La France intensifie ses contrôles sur les plateformes de cryptomonnaies

image article interview DarkEmy - blockchainaddict

Les autorités françaises multiplient les contrôles auprès des prestataires de services sur actifs numériques.

L’Autorité de contrôle prudentiel et de résolution (ACPR) mène actuellement une série d’inspections pour évaluer la solidité des dispositifs de conformité mis en place par les acteurs enregistrés.

Des vérifications menées auprès de plusieurs entreprises du secteur

D’après les informations publiées par Bloomberg, l’ACPR aurait élargi depuis la fin de l’année dernière ses contrôles à plusieurs dizaines d’entreprises du secteur crypto.

Ces vérifications concernent les prestataires enregistrés en tant que PSAN (prestataires de services sur actifs numériques), un statut réglementé en France depuis 2019.

Selon des sources proches du dossier, Binance et Coinhouse feraient partie des entreprises examinées.

Les inspections visent notamment à vérifier la mise en œuvre des obligations en matière de lutte contre le blanchiment d’argent et le financement du terrorisme (LCB-FT).

Des inspections prévues par le cadre réglementaire français

Du côté de Binance, on rappelle que ces procédures s’inscrivent dans le fonctionnement habituel d’un environnement réglementé.
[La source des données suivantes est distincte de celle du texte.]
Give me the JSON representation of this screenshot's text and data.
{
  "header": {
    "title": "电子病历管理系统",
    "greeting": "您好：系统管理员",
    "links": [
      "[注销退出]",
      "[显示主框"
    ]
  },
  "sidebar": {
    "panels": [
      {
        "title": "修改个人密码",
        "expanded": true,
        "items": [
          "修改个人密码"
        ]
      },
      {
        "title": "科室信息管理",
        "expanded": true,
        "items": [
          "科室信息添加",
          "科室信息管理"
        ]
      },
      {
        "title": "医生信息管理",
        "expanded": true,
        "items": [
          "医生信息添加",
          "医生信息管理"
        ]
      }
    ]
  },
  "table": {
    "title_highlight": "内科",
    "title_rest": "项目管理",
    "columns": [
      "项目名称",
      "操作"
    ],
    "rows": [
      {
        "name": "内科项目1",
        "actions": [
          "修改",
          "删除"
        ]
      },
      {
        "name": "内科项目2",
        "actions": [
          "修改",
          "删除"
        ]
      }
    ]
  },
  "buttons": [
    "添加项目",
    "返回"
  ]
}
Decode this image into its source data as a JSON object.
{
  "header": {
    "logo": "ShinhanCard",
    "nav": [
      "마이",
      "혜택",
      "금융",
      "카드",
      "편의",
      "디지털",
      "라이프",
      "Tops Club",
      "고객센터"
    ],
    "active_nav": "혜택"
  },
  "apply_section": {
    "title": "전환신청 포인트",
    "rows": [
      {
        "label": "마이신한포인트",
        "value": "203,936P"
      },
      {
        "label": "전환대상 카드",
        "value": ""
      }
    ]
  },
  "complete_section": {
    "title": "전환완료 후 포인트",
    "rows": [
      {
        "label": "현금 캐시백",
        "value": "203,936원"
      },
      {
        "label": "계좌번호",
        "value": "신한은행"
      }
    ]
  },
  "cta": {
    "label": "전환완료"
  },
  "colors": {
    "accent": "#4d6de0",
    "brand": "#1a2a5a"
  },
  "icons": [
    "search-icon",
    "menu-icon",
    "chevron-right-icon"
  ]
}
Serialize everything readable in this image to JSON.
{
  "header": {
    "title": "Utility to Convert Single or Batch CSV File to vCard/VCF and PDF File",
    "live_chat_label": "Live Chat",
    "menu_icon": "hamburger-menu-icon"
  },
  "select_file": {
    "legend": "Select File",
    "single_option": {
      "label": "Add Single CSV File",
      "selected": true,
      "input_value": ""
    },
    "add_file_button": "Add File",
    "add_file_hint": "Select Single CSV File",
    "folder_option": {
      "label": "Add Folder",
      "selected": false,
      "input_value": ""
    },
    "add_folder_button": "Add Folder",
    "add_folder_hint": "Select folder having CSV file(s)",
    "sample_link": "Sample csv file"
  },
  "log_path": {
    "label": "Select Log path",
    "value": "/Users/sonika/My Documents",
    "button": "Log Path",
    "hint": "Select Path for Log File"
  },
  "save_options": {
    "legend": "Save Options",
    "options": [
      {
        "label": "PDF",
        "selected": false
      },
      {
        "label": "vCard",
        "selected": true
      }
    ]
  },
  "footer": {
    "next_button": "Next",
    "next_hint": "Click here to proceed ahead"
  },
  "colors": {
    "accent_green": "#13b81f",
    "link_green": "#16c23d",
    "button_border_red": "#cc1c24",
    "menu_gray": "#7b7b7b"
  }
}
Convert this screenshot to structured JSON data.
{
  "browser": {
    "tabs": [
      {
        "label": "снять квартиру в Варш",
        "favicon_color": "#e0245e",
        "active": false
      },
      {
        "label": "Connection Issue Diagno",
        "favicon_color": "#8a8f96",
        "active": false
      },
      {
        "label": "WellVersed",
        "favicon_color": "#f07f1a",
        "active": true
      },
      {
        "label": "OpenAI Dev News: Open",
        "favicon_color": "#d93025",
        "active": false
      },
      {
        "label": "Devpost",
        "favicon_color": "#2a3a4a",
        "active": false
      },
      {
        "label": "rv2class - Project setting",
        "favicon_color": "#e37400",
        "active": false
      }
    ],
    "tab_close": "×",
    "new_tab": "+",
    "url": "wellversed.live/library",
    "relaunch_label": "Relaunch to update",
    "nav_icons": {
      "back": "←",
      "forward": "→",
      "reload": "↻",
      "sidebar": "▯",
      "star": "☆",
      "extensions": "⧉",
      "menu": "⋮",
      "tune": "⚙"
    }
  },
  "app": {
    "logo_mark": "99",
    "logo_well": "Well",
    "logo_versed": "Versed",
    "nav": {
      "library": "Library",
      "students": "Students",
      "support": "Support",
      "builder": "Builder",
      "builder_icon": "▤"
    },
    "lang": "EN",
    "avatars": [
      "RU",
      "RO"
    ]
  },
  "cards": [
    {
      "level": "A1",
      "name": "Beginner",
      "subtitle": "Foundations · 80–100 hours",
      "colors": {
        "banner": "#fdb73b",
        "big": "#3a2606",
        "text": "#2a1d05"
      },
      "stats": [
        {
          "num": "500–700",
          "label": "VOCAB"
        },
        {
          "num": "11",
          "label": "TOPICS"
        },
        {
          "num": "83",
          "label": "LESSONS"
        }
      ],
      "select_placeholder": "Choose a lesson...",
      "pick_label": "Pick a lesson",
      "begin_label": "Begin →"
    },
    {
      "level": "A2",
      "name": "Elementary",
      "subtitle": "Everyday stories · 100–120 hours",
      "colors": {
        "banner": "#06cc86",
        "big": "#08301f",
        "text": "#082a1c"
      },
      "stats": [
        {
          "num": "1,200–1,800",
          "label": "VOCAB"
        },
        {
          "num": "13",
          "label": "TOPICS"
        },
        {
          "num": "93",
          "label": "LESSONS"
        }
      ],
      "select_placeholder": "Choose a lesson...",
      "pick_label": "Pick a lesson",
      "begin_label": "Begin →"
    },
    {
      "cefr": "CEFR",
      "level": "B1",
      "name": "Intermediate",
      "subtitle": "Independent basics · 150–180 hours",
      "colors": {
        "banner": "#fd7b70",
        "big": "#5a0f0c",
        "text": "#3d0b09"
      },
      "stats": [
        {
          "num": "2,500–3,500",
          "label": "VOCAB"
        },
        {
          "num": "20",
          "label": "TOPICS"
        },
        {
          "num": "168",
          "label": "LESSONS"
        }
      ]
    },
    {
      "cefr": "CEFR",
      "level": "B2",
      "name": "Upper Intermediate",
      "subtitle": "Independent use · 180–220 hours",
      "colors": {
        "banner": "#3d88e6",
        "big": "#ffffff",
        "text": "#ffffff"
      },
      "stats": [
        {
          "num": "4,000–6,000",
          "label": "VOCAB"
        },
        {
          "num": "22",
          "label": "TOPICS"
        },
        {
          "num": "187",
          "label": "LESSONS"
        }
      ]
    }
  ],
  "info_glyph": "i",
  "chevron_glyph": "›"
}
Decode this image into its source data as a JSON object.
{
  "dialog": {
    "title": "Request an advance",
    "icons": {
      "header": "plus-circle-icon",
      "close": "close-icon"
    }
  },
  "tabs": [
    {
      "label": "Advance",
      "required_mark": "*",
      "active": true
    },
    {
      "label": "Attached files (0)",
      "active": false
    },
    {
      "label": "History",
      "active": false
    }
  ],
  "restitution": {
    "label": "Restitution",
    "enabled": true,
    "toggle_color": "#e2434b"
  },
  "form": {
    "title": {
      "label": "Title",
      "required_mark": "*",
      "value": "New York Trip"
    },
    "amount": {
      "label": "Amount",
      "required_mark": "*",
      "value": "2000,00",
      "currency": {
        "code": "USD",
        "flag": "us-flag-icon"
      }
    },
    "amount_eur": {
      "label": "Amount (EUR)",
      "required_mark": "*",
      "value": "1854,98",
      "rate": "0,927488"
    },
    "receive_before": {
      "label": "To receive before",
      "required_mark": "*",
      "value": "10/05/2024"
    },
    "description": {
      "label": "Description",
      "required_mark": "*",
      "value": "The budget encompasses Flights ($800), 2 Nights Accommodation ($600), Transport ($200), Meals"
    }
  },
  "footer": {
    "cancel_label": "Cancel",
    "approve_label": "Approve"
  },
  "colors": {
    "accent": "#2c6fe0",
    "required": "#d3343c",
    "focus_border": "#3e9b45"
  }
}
La société a indiqué dans un communiqué que « les visites sur site font partie intégrante de la supervision des entités enregistrées ».

Selon Bloomberg, l’ACPR aurait demandé à Binance de renforcer ses dispositifs internes, notamment en matière de contrôle des risques et de sécurité informatique.

L’ACPR, de son côté, n’a pas souhaité commenter. Coinhouse non plus.

Un contexte européen en mutation

Ces contrôles surviennent alors que l’Europe met en place un cadre commun pour les services crypto.

Depuis l’entrée en vigueur du règlement MiCA (Markets in Crypto-Assets), les États membres doivent harmoniser leurs pratiques et préparer la délivrance d’agréments européens.

La France, l’Italie et l’Autriche ont récemment appelé l’ESMA, le régulateur européen des marchés financiers, à superviser directement les plus grands acteurs du secteur.

Une façon de garantir une application uniforme du droit sur l’ensemble du territoire de l’Union.

Des délais serrés pour l’obtention de l’agrément MiCA

En France, les entreprises enregistrées comme PSAN disposent jusqu’à juin 2026 pour obtenir leur agrément MiCA, qui leur permettra d’opérer dans toute l’Union européenne.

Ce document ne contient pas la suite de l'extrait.